Application to other than the work vehicle is also possible. For example, it goes without saying that it can be applied to equipment such as an engine generator and an engine compressor used at a construction site.

As described above, according to the present invention, the ceramic layer is formed on the heat radiation side surface of the sound absorbing material having excellent thermal conductivity, so that the heat radiation from the portion where the sound absorbing material is mounted to the outside. Since it has a structure for increasing the temperature, it is possible to reduce the load on the cooling device of the heat source such as the engine.

[Brief description of drawings]

FIG. 1 is a sectional view of an engine room according to an embodiment of the present invention.

FIG. 2 is a schematic diagram illustrating a heat dissipation structure of an embodiment.

FIG. 3 is a cross-sectional view of a main part according to another aspect of the embodiment.

FIG. 4 is a cross-sectional view of main parts according to another aspect of the embodiment.

FIG. 5 is a cross-sectional view of essential parts according to another aspect of the embodiment.
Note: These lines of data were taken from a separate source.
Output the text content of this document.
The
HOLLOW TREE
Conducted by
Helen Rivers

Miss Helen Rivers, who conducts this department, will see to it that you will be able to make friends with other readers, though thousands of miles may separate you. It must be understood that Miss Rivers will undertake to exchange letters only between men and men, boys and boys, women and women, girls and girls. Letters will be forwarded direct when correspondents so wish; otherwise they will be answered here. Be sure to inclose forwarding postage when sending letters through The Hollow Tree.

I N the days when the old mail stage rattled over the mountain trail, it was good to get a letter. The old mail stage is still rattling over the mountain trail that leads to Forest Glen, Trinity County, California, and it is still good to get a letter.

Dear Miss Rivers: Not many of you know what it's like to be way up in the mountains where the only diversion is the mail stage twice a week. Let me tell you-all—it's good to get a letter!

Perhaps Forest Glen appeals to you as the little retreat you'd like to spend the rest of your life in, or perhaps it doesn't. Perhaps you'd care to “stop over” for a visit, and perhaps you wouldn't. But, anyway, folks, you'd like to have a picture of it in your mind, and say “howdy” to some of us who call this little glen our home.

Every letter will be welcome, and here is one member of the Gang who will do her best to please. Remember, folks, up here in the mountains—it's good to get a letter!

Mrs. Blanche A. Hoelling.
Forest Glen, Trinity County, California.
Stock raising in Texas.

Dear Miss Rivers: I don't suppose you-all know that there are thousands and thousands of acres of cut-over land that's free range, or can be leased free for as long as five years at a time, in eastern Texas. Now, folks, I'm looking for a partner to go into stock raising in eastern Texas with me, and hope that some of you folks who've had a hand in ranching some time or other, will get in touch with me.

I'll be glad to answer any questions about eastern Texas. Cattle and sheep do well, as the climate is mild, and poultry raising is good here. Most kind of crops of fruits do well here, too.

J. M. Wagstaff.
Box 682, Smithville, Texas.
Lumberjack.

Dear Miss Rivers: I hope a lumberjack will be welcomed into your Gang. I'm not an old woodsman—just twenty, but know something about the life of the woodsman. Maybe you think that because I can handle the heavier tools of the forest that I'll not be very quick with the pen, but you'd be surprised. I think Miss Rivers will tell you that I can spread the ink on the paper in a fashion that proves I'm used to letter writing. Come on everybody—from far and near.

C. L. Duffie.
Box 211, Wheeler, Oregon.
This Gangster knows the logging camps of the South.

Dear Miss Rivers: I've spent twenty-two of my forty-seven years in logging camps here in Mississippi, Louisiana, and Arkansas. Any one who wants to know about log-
FIG. 6 is a cross-sectional view of main parts according to another aspect of the embodiment.

FIG. 7 is a cross-sectional view of a conventional engine room.

[Explanation of symbols]

1 ... Engine room, 2 ... Radiator, 3 ... Fan, 4
… Engine (heat source), 5… hydraulic pump, 7… muffler,
8 ... Engine cover, 9 ... EGR device, 10 ... Foamed aluminum sound absorbing material, 11 ... Aluminum nonwoven fabric sound absorbing material, Ce, CeE ...
Ceramic layer, T ... Air layer.

Claims (4)

[Claims] 1. A heat source (4) that emits noise, and a heat source cover that covers at least a part of the heat source (4) with a space from the heat source (4).
(8), an aluminum sound absorbing material (10) mounted on the heat source (4) side of the heat source cover (8), and a heat source cover (8) for the aluminum sound absorbing material (10)
A heat dissipation structure for a heat source, comprising a ceramic layer (Ce) formed on the side surface. 2. The heat radiating structure for a heat source according to claim 1, wherein the ceramic layer (Ce) is formed by applying liquid ceramic. 3. The heat dissipation structure for a heat source according to claim 1, wherein the aluminum sound absorbing material is at least one of foamed aluminum (10) and aluminum nonwoven fabric (11). 4. The heat dissipation structure for a heat source according to claim 1, wherein a ceramic layer (CeE) is formed on at least a part of the surface of the heat source (4).